Malam itu aku diminta merajut selimut untuk musim dingin nanti. Namun, yang kulakukan hanya duduk di kursi goyang ruang tengah rumah Tilda sambil membayangkan betapa baiknya Henry padaku, betapa lembut sentuhannya pada kulitku. Menyenangkan sekali.

"Apa kau suka?" tanya Tilda tiba-tiba.

Tentu saja aku langsung menjawab, "suka. Aku suka sekali. Dia tampan sekali." Kuharap Tilda segera menikahkan kami.

Tilda melihatku dengan tatapan bingung. "Maksudku, apa kau suka dengan piring yang akan kubawa ke festival musim panas Veinmere?"

Wajahku jadi panas. "Festival?"

Tilda tertawa pelan, sadar kalau aku tidak melihat piringnya. "Semua orang akan membawa makanan ke Downtown, menyaksikan kembang api dan tarian Veinmere. Mereka akan memakai pakaian yang indah-indah. Kita akan bertukar makanan dan berpesta di sana. Menyenangkan sekali. Kau bisa berdansa semalaman dengan Henry juga."

"Tapi, aku tidak punya pakaian yang indah-indah."

Tilda mengulum senyum. "Inilah yang harus kau lakukan."

"Apa? Membuat gaun?"

"Mencuri gaun."

"Hah?"

Tilda berkedip beberapa kali. "Kukira, kau sudah cukup siap untuk melakukan misi pertamamu, Lauren. Aku ingin kau mencuri gaun tanpa ada seorang pun yang tahu kalau kau sedang mencurinya, bahkan mereka akan bangga melihatmu memakai gaun itu di festival."

Kenapa Tilda begini? Dia mengajarkanku melakukan hal yang salah? Tentu saja tidak. Aku tidak ingin melakukan hal buruk begini. Aku tidak sefrustrasi itu dalam keinginan untuk tampil cantik.

"Tilda, kalau kau tidak punya uang, aku tidak akan memaksa."

Dia tertawa lebih keras, lalu menunjuk sofa di ruang tengah, memintaku duduk di sana. Tentu saja aku menurut. Aku sama sekali tidak mengerti dengan arah pembicaraan Tilda. Aku yakin Tilda memiliki penjelasan yang lebih baik untuk hal ini.

"Kamu sudah tahu apa pekerjaanku, kan?" tanyanya dengan alis terangkat.
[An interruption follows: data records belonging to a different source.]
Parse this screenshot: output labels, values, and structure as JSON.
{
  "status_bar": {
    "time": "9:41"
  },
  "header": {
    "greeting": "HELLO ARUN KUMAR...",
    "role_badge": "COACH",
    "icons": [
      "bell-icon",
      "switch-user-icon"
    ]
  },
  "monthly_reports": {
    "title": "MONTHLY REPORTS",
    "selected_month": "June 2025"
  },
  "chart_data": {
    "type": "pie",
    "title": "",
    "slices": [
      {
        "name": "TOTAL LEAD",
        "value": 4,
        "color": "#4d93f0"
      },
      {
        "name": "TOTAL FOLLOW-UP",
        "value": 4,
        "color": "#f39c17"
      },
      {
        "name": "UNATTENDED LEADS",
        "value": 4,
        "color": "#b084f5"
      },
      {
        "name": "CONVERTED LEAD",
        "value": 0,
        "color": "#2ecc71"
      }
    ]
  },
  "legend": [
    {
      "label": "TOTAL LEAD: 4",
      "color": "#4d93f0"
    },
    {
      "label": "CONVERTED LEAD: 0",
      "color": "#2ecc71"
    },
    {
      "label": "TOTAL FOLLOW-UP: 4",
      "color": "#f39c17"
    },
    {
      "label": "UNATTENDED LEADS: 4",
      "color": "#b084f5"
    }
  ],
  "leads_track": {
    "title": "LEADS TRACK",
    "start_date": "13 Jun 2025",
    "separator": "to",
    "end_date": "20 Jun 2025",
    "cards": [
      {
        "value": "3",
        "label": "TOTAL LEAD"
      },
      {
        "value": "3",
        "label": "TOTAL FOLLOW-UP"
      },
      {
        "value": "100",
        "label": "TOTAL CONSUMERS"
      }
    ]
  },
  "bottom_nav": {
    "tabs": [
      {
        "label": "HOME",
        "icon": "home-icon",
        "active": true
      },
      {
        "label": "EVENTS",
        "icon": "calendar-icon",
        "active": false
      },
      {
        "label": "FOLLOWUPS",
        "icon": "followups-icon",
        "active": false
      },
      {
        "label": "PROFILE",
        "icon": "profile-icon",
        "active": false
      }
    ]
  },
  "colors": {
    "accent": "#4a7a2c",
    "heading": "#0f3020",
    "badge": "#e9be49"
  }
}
"Ya. Kamu penerjemah mikro ekspresi dan bahasa. Kamu mengerti banyak sekali bahasa yang tidak dimengerti orang lain."

"Bagus. Kamu tahu aku bekerja untuk siapa?"

Aku menggeleng. "Pemerintah?" jawabku mencoba menebak.

Dia mengibaskan tangan. "Pemerintah hanya pion catur. Mereka tidak bisa melakukan apa-apa, Sayang."

Dia berjalan ke lemari yang dia pakai untuk menyimpan pajangan. Dia mengeluarkan foto di lemari itu untukku.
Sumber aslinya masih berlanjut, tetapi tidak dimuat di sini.